Mike Delaney is the founder of the Raccoon River Watershed Association. -promoted by desmoinesdem
What is the first thing to be done with the money? Plant pampas grass, an invasive non-native plant, along the North Raccoon River.
Sac City is situated on a beautiful stretch of the Raccoon River. The Raccoon River Watershed Association celebration of that piece of river last May was featured on seven pages of the Des Moines Register, thanks to reporter Mike Kilen.
Sac City Park holds a beautiful old log cabin and a Chautauqua pavilion. It provides camping, showers, toilets, and canoe access to the river. The Raccoon is a prairie stream north of Sac City that turns into an Oak Savannah river on its way from Vogel Access to the city limits.

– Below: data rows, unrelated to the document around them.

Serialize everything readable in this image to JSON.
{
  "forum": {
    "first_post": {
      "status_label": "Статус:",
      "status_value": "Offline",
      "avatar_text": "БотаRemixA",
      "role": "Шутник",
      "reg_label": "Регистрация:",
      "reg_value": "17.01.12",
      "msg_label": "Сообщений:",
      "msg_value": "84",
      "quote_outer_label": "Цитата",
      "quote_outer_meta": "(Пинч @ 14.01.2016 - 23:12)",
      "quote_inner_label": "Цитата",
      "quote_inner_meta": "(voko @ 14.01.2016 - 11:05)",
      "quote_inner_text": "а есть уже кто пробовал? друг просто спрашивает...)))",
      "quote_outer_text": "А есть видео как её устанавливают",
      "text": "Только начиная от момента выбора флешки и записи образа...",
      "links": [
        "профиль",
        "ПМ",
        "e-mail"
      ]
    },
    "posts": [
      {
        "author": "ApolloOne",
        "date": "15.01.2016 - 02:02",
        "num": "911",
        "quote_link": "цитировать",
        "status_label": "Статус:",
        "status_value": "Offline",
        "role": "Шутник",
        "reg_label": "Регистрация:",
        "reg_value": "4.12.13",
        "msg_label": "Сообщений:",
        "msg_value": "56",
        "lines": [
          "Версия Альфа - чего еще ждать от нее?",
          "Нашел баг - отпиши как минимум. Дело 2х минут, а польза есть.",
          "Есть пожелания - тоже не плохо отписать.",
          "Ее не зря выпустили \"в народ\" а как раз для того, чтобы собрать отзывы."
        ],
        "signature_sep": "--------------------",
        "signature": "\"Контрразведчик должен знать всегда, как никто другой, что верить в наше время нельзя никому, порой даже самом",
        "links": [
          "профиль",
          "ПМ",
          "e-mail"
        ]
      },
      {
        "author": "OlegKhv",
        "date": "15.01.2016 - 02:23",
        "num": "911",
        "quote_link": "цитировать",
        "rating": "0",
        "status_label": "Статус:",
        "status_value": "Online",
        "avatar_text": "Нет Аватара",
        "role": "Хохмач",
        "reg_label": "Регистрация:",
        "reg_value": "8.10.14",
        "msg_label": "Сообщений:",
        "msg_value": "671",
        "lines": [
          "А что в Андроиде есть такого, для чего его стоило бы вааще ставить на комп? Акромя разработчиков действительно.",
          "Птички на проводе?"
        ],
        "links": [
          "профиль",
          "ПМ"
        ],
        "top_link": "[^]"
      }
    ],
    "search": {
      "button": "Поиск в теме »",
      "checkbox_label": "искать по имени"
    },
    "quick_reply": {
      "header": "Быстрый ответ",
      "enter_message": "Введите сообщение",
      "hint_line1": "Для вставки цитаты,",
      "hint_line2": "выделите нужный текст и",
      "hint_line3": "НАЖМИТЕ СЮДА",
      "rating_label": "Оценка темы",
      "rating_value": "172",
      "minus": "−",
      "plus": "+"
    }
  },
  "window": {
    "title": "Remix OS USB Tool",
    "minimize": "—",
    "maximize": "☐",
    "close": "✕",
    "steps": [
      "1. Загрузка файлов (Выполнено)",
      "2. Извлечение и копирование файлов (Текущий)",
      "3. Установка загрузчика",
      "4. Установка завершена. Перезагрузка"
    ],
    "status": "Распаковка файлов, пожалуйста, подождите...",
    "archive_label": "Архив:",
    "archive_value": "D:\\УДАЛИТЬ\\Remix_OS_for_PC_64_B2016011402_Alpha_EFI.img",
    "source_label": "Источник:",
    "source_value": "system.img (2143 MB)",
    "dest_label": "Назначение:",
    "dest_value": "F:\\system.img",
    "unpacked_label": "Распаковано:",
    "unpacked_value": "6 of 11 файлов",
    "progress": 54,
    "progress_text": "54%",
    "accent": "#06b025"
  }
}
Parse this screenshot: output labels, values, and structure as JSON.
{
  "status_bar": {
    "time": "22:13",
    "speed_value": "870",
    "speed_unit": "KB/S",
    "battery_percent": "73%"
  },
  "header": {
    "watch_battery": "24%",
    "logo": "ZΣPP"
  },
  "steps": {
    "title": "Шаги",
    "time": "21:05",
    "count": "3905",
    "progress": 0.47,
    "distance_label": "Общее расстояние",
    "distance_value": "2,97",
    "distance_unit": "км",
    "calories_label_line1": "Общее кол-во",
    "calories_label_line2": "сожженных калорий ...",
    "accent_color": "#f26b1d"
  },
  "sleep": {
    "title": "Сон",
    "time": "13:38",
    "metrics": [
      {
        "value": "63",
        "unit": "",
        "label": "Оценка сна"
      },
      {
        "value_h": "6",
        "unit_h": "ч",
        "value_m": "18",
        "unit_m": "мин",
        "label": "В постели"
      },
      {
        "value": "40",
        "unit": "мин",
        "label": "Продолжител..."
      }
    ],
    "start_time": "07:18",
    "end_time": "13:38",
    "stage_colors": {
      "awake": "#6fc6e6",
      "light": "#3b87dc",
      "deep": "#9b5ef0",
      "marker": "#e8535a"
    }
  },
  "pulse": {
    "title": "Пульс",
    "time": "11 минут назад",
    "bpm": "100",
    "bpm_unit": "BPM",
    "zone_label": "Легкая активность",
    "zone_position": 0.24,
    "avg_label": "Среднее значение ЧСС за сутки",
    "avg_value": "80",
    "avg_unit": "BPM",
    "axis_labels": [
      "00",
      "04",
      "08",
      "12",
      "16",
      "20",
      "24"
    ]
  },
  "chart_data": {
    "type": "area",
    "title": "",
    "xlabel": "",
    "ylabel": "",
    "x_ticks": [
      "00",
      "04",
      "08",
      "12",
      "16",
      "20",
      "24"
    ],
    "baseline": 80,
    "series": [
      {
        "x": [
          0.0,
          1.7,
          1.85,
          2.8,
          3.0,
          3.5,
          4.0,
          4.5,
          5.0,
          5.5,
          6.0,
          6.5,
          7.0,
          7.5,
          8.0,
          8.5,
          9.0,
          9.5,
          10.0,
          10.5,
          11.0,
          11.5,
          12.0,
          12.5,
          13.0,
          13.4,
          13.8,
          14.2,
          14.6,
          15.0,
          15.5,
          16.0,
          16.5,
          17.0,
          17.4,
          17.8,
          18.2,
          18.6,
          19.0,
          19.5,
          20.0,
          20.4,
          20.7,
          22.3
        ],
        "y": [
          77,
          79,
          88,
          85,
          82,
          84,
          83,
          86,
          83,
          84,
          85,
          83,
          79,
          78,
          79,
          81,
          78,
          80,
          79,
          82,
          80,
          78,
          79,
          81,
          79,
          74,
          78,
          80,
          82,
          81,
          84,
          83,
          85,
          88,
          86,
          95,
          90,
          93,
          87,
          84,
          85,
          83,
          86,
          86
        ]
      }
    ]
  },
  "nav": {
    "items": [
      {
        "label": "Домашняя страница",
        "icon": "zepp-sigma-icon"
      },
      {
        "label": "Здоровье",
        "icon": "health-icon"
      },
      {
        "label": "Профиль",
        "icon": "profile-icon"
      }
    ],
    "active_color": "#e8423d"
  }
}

The river is plagued, however, with logjams in and below Sac City. A few dollars could remove the logjams and make it possible for paddlers and anglers to enjoy the lovely stream and the good small mouth and walleye fishing it affords right through town.
Instead of the invasive non-native pampas grass, the city could plant some lovely native prairie and savannah grasses and flowering plants. Native prairie plants in the right balance and location could be a permanent reminder of the generosity of John Criss and his love for Sac City. Residents could attract paddlers and anglers to their gorgeous town if they have the will to do so.
Top image: Pampas grass (Cortaderia Selloana), a South American plant.